When Chris Cheveyo abandoned the finalized recording of his heavy instrumental post-rock band towards the end of 2010, it wasn’t out of a general cynicism towards expansive, heady music. There was just something about that specific palette of tones and the cut-and-dry melodrama of the songwriting that wasn’t satisfying anymore. So he culled his old habits and made a fresh start with Rose Windows, a Seattle-based sextet that drew upon everything from American folk to West Saharan guitar rock, from pentatonic proto-metal to traditional Persian music, from the darker corners of California’s early psych scene to the hazy atmospherics of contemporary drone artists.

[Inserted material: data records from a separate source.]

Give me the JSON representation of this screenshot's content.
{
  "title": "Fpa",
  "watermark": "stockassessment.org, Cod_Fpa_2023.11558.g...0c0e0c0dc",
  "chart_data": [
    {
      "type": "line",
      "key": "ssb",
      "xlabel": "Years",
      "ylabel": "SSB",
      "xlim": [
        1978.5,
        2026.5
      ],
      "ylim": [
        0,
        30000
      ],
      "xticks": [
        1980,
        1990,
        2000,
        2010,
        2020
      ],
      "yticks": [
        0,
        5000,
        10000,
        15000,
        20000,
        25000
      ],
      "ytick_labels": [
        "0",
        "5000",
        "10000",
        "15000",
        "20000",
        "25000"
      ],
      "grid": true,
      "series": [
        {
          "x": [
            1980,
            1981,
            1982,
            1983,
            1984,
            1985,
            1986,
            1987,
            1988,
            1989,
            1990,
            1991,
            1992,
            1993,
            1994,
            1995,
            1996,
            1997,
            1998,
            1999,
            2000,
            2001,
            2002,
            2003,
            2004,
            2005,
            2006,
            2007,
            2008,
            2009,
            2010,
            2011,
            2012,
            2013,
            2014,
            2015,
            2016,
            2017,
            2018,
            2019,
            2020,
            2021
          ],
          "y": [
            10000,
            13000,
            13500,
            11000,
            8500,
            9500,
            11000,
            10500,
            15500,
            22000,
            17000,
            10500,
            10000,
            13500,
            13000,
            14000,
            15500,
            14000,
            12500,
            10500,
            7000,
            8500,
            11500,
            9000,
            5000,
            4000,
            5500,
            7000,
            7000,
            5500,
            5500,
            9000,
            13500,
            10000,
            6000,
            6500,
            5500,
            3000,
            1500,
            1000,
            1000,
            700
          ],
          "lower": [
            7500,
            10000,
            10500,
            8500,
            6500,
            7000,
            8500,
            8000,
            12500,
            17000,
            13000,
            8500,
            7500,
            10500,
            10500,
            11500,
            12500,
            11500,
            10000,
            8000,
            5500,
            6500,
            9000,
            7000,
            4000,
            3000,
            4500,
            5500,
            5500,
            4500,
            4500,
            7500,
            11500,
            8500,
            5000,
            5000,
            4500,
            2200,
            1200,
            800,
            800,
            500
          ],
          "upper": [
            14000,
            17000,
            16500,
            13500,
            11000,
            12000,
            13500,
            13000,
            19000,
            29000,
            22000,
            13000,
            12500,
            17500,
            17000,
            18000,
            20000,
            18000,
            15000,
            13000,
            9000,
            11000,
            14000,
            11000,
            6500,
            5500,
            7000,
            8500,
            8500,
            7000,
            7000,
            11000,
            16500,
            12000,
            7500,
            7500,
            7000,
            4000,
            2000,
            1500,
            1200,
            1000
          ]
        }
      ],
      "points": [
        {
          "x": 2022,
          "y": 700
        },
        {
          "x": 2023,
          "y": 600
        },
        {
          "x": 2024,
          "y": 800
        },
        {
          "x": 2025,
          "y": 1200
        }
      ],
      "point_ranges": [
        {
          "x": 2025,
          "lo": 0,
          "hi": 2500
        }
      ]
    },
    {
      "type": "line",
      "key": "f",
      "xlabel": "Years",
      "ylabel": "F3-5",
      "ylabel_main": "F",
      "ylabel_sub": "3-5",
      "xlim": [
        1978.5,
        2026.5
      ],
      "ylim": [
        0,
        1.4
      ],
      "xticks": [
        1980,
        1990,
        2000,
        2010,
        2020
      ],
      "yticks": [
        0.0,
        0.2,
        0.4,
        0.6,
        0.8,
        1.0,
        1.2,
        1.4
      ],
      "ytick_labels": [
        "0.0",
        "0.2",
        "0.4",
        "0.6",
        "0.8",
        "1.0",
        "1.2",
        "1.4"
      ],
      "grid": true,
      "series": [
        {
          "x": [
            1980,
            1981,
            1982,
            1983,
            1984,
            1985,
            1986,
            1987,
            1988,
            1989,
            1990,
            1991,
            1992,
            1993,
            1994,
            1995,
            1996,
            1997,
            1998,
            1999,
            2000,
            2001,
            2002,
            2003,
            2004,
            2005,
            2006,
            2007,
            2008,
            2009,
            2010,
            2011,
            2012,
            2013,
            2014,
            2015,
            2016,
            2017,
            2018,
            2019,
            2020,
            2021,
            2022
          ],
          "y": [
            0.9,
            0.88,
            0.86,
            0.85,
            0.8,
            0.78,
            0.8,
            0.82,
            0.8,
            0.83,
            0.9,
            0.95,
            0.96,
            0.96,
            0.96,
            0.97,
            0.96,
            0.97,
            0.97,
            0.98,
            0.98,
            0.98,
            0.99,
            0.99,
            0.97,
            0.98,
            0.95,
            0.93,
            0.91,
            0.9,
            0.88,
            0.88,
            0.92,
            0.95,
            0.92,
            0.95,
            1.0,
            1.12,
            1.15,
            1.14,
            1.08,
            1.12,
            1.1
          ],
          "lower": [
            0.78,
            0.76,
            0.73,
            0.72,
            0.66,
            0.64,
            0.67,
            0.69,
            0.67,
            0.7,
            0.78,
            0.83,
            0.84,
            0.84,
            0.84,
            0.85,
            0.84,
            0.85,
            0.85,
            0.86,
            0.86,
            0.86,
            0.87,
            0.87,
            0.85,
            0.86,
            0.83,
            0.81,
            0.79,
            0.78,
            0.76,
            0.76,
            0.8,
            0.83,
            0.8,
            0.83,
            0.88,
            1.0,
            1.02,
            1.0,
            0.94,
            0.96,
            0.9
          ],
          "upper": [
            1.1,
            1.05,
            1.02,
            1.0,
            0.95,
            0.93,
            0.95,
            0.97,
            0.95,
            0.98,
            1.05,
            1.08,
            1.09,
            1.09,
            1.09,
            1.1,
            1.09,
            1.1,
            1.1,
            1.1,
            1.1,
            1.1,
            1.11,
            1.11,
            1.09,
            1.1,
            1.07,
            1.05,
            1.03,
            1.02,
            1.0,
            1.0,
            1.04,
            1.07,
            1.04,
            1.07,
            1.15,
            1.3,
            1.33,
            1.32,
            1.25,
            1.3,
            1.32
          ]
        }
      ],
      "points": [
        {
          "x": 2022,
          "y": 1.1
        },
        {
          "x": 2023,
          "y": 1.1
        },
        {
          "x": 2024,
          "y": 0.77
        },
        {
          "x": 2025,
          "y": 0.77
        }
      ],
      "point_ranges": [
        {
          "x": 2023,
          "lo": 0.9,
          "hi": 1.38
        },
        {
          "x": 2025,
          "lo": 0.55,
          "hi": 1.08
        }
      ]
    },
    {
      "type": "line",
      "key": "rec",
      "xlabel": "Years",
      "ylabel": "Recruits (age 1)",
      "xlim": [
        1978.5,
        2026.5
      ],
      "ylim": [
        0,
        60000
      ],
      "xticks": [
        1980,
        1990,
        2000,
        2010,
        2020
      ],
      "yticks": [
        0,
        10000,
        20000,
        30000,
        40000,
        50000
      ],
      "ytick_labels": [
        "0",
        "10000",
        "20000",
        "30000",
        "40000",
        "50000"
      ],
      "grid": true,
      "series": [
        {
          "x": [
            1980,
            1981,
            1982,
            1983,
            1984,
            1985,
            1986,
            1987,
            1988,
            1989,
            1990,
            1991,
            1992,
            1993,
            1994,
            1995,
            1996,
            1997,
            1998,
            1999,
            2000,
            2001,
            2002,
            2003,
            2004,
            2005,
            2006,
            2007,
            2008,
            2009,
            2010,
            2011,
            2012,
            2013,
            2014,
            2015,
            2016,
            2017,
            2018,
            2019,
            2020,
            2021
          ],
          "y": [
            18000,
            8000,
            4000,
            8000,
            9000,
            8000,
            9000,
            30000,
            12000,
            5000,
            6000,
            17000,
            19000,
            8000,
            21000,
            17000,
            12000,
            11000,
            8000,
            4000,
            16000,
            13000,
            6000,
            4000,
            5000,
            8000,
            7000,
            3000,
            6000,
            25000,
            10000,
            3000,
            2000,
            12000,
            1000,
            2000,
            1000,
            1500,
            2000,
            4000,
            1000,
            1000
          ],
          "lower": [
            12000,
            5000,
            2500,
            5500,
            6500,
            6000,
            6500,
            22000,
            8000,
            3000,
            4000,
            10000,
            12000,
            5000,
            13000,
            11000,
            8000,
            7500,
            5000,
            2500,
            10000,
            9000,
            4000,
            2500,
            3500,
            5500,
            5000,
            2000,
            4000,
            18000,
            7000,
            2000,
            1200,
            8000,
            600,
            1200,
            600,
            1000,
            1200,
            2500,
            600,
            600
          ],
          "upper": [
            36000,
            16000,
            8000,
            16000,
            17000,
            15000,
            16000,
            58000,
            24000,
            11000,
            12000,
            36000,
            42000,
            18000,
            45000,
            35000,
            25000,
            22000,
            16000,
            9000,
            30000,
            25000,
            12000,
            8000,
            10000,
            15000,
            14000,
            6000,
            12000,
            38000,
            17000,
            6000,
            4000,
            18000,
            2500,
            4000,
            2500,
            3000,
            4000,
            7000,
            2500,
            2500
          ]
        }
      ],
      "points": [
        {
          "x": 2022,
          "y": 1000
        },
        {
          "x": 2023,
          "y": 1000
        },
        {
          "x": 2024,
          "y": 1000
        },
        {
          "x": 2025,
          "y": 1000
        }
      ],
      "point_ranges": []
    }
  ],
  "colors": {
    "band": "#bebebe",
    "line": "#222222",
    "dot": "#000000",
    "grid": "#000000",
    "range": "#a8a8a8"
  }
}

It was a risky era for this sort of bold new venture—there was a lot of talk of austerity in 2010. People were upside-down on their mortgages. Gas prices were high. Not surprisingly, many of the new musicians of the Great Recession were solo bedroom artists, laptop producers, and lo-fi aficionados. It was a time to think small and live within one’s means. It was an inopportune time to create the kind of lavish, orchestral, spacious records that came out of the peak of album-oriented rock radio of the ‘70s. And yet that’s the kind of record Rose Windows made in the fall of 2011. Their debut album, The Sun Dogs, was a brave record—exploratory, diverse, and lush. It didn’t fit in with the escapist pulse of indie dance music, or the retrograde scuzz of garage rock, or the bucolic nostalgia of the breezy new folk scene. The Sun Dogs, with it’s bluesy dirge, exotic scales, and majestic sprawl, didn’t quite fit it anywhere. Yet its theme of “the everyday blues that capitalism and its hit man, religion, bring on all of us” was certainly apropos of the time.